Whitman ha mostrado desde sus álbumes tempranos una comprensión profunda de los orígenes y los varios decursos de la música electrónica. En cada uno de sus períodos es posible encontrar líneas que conectan sus trabajos con distintos momentos de esta historia, que se toman como partida hacia exploraciones que van más allá del homenaje. Eso le ha permitido encontrar vías significativas para abandonar y renovar sus métodos. Tomados aisladamente, obras que tienen varios años de diferencia podrían sonar como la obra de autores diferentes, pero escuchando la sucesión entera (su perfil de Bandcamp enlista 75 lanzamientos) se comprenden muchos de los puntos de giro y las continuidades. Así, en vez de anclarse en el sonido que le dio mayor notoriedad (el que correspondería, tal vez, a Playthroughs, de 2002), ha tomado varias desviaciones, hasta las piezas de larguísimo aliento de años recientes, hechas con sintetizadores modulares. En ellas, como Late Monoliths, 2011-2013 (2017), una colección de casi siete horas de duración, se alternan largas mesetas y valles con pasajes llenos de pulsos de pendiente acentuada, algo que se contrapone de manera clara al uso cómodo que se da al instrumento en el entorno de la meditación superficial y el new age más utilitario.

Presque Là, aparecido hace unos meses, acentúa ambas tendencias: las aristas son más afiladas y sus posibilidades de lectura, en tanto historia, son más aparentes: hay motivos que acumulan intensidad hasta casi saturarse, para luego hacer digresiones sin abandonar del todo los elementos anteriores.

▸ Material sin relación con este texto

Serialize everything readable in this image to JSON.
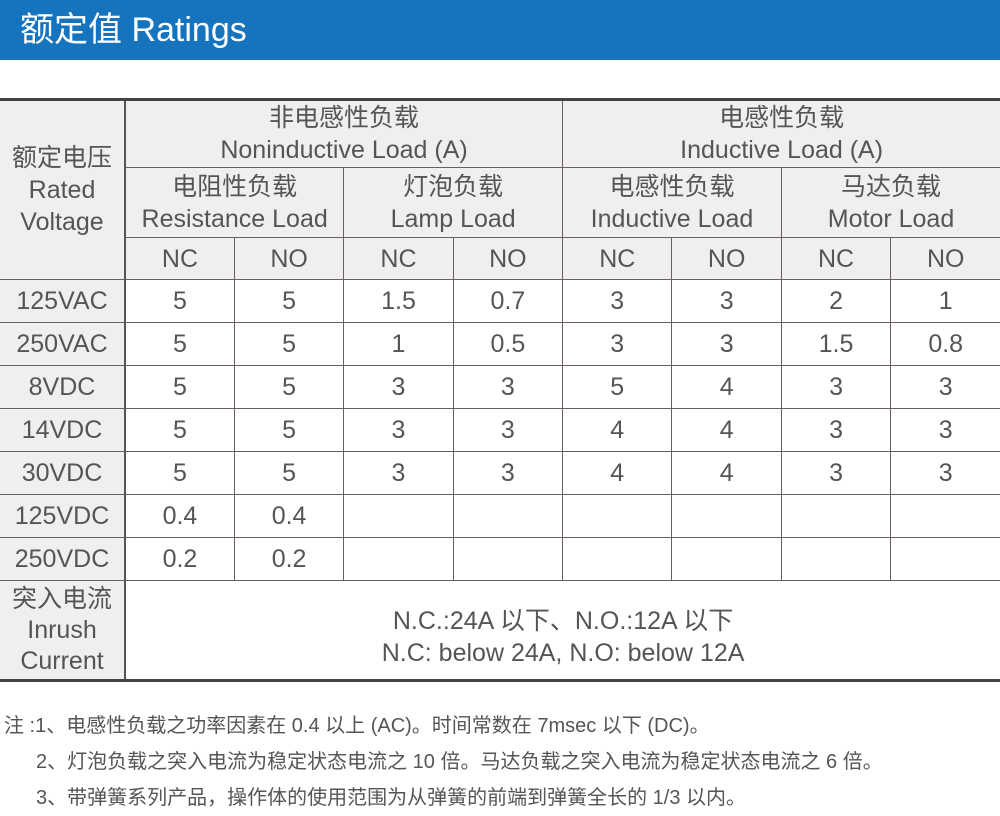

Ni las fracturas ni la acumulación apuntan hacia conclusiones: son historias que valen por sus pasajes, no por su destino. La división por pistas es provocadora: son doce, cada una de quince minutos de duración, ni un segundo más ni uno menos. Estos cortes no se ajustan al curso de la música, que continúa a través de ellos sin interrupción. En cambio, los finales y recomienzos suceden en unos pocos puntos aleatorios, durante las tres horas de duración del álbum, en medio de las piezas. No se sienten como una culminación ni un inicio gradual, sino que sólo parecen cortarse o brotar de la nada, ya formadas. Como experimento narrativo es elocuente: el final y el comienzo de cualquier historia, no sólo aquí, parece decirnos, es siempre una decisión arbitraria de quien la cuenta. Cada una de ellas podría extenderse indefinidamente en cualquier dirección.